Mai come in questi casi emergono le difficoltà legate alle figure genitoriali, o la delegittimazione di figure centrali per lo sviluppo dei ragazzi, come quella degli insegnanti. Troppo spesso, da genitore ancor prima che da amministratore, mi capita di ascoltare genitori coprire comportamenti inopportuni dei propri figli a scuola delegittimando gli insegnanti che, invece, andrebbero sostenuti ed aiutati nel difficile compito educativo. Il primo modello educativo e culturale è, e rimane, infatti quello famigliare,che non può delegare in toto a nessun altro il proprio ruolo. L’educazione dei nostri figli non può dunque che passare attraverso un vero e proprio patto educativo tra famiglie, scuole, istituzioni e forze dell’ordine.

A questo obiettivo ho lavorato con grande convinzione, cercando di promuovere progetti ed azioni diversificati, spesso innovativi, in grado di contrastare comportamenti negativi e lesivi e promuovendo modelli educativi inclusivi e solidali, coinvolgendo ogni anno più di 600 ragazzi delle nostre scuole il bullismo infatti si presenta oggi sotto diverse forme che comprendono anche il “cyber bullismo”, che sfrutta i social network per ampliare il proprio potenziale distruttivo.

Piccoli ma importanti segnali educativi che sembra stiano dando anche dei risultati positivi; confrontando i dati del 2014 e del 2015, alcuni reati commessi da minori risultano infatti in calo, come la diffamazione on-line che dai 20 casi del 2014 e stata sostanzialmente dimezzata nel 2015, o i furti di identità digitale su social network scesi da 15 a 7. Questo non deve però farci dimenticare come, solo nel 2014, siano state 352 le denunce per rati come stalking, diffamazione online, ingiuria, minacce, furti di identità digitale, o diffusione di materiale pedopornografico, e siano stati individuati 60 minori.
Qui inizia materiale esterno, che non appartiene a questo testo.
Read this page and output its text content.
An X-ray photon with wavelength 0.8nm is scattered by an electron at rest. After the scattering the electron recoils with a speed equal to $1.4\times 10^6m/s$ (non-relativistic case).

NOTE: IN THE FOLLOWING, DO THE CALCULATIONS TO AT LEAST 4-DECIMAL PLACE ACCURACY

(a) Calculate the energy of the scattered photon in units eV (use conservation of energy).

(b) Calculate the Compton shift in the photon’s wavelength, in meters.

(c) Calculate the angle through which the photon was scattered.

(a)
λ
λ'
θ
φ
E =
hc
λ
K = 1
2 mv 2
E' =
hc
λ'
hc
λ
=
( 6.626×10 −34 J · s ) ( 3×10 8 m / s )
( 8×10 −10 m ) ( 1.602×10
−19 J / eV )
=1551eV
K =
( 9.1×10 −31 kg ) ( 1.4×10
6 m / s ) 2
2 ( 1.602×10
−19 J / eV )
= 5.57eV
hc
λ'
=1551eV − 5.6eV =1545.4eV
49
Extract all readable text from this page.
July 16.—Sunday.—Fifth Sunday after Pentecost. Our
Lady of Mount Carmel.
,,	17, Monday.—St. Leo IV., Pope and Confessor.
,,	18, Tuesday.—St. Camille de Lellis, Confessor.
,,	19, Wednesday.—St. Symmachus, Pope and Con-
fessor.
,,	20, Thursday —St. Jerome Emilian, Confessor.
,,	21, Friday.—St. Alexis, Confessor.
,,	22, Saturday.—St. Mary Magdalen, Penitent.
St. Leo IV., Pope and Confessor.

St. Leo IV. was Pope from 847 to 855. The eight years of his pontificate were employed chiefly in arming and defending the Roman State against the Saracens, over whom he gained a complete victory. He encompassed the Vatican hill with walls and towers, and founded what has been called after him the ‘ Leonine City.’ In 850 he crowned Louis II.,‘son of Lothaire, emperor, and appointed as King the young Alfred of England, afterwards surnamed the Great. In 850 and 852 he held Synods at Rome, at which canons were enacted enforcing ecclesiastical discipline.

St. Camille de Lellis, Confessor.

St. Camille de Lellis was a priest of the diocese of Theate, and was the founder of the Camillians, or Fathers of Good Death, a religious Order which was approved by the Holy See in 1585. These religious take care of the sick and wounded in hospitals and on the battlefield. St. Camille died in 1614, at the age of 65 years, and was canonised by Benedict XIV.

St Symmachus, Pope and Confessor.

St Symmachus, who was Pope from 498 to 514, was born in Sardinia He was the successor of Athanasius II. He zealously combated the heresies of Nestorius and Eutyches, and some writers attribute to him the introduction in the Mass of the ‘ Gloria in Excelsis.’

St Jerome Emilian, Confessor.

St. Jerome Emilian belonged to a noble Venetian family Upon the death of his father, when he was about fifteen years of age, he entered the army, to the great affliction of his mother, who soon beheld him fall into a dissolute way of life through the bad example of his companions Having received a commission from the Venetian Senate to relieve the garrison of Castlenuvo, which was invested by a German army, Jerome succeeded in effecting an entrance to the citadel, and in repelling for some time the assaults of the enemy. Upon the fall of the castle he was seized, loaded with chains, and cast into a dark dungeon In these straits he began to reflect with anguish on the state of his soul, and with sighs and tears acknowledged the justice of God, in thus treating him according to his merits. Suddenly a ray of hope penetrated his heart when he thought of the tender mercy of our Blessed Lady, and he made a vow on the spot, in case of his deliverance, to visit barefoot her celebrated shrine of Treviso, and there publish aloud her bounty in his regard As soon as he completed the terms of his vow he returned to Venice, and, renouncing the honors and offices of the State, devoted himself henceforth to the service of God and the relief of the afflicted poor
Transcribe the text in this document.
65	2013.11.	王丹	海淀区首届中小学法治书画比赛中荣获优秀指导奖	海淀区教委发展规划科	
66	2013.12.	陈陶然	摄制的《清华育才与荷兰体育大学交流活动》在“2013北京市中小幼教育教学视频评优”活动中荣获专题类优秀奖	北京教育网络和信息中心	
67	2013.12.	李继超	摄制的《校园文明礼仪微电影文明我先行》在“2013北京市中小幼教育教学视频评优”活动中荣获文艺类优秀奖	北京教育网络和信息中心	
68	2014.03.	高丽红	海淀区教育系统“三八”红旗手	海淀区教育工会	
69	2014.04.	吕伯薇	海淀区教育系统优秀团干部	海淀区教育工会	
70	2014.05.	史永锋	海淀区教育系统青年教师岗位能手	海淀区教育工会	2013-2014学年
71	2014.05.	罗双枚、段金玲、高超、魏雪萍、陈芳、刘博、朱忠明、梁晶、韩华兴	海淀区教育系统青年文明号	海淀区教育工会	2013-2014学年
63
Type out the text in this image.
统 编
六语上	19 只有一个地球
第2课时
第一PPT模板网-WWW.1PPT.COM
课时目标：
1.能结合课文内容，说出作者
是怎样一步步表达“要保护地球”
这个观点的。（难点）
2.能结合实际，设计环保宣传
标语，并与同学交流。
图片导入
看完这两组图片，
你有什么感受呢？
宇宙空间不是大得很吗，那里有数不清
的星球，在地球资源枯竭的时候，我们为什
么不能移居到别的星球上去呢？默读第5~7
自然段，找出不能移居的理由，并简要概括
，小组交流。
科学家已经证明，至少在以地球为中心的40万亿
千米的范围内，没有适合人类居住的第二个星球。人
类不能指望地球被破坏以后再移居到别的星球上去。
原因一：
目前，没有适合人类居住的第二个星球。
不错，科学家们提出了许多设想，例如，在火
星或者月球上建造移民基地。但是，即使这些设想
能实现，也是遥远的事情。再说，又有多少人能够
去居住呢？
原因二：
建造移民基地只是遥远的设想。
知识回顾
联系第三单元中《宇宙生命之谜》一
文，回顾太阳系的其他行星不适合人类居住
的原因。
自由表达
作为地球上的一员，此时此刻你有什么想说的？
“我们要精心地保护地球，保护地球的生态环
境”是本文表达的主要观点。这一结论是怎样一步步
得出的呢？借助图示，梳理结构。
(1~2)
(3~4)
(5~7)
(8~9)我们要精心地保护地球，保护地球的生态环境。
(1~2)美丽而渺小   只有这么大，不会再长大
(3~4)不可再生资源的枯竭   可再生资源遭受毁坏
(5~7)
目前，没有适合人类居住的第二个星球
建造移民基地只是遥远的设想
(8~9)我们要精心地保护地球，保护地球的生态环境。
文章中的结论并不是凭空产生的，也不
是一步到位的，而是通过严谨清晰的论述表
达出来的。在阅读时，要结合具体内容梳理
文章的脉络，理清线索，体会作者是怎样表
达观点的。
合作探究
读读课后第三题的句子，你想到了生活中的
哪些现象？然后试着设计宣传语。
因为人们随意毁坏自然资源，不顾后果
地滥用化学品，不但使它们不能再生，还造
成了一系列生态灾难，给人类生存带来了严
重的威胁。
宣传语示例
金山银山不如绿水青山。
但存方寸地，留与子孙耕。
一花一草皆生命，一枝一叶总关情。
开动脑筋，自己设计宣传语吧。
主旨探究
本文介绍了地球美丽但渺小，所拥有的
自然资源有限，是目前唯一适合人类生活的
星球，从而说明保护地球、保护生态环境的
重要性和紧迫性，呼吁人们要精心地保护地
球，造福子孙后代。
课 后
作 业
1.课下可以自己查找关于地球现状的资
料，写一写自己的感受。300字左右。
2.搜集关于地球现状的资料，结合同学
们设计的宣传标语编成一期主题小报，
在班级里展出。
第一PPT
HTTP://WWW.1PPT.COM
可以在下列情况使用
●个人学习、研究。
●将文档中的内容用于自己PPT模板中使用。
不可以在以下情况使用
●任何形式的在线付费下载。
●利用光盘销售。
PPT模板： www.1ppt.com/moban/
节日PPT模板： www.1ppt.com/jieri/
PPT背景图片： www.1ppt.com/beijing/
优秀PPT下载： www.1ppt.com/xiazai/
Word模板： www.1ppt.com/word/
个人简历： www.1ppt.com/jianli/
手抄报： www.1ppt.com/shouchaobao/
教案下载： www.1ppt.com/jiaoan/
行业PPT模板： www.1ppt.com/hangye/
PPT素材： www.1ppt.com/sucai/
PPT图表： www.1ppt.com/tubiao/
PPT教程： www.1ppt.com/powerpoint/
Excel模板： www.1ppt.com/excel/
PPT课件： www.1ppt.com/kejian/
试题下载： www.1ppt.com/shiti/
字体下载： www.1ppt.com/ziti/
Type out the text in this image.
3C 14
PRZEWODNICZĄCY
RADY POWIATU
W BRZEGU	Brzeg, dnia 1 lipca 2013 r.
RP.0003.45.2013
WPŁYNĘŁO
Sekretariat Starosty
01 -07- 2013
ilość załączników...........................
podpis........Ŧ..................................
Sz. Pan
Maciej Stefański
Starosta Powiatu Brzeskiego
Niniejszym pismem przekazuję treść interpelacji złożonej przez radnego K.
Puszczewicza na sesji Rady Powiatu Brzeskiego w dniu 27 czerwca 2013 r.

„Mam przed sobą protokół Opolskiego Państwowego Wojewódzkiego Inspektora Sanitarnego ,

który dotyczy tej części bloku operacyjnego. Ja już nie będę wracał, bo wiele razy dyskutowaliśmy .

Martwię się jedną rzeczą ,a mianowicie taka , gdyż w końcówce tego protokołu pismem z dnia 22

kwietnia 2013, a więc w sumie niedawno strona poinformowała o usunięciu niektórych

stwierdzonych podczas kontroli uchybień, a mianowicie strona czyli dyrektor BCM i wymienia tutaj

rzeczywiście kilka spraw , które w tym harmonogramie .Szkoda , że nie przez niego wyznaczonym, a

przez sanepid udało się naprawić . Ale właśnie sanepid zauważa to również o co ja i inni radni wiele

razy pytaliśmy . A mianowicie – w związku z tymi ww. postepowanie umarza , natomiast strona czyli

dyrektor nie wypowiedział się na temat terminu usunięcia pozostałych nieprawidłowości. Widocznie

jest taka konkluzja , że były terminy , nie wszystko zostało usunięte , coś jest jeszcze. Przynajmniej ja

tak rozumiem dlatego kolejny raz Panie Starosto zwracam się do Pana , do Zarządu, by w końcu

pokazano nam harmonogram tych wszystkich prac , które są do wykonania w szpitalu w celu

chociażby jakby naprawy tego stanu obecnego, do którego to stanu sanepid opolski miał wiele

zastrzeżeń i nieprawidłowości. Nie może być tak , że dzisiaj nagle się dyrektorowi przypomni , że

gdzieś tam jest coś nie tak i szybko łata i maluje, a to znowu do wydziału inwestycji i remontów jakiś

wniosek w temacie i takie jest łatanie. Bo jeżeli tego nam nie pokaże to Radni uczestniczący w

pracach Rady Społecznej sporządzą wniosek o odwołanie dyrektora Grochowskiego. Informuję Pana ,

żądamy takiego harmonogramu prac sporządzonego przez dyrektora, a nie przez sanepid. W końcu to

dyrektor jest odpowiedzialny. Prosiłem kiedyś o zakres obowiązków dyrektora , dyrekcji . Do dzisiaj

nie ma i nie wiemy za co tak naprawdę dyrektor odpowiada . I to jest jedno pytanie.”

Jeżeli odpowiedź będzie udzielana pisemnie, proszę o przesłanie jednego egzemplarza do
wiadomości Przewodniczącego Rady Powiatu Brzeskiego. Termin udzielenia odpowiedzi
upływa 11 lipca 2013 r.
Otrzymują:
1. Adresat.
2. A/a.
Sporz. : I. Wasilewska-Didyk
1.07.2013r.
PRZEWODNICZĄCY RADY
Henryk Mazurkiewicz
Aldilà dei numeri emerge come il bullismo chiami in causa non solo i ragazzi, quanto chi avrebbe il dovere di dar loro gli strumenti per sviluppare senso critico, consapevolezza e anche gli anticorpi per reagire alle provocazioni. Il bullismo, cyber e non, si annida laddove esiste un vuoto culturale e formativo che famiglia e istituzioni non sono riusciti a colmare. Educare al valore e alla potenza della parola. Della parola pronunciata, ma anche di quella scritta o‘postata’ ,capace di essere violenta, e il valore delle parole non dette, di chi subisce e che invece deve trovare il coraggio di portare a galla i torti subiti, mettendo da parte paure e vergogne. Questa è la vera frontiera, la sfida educativa di fronte alla quale tutti siamo chiamati a rispondere.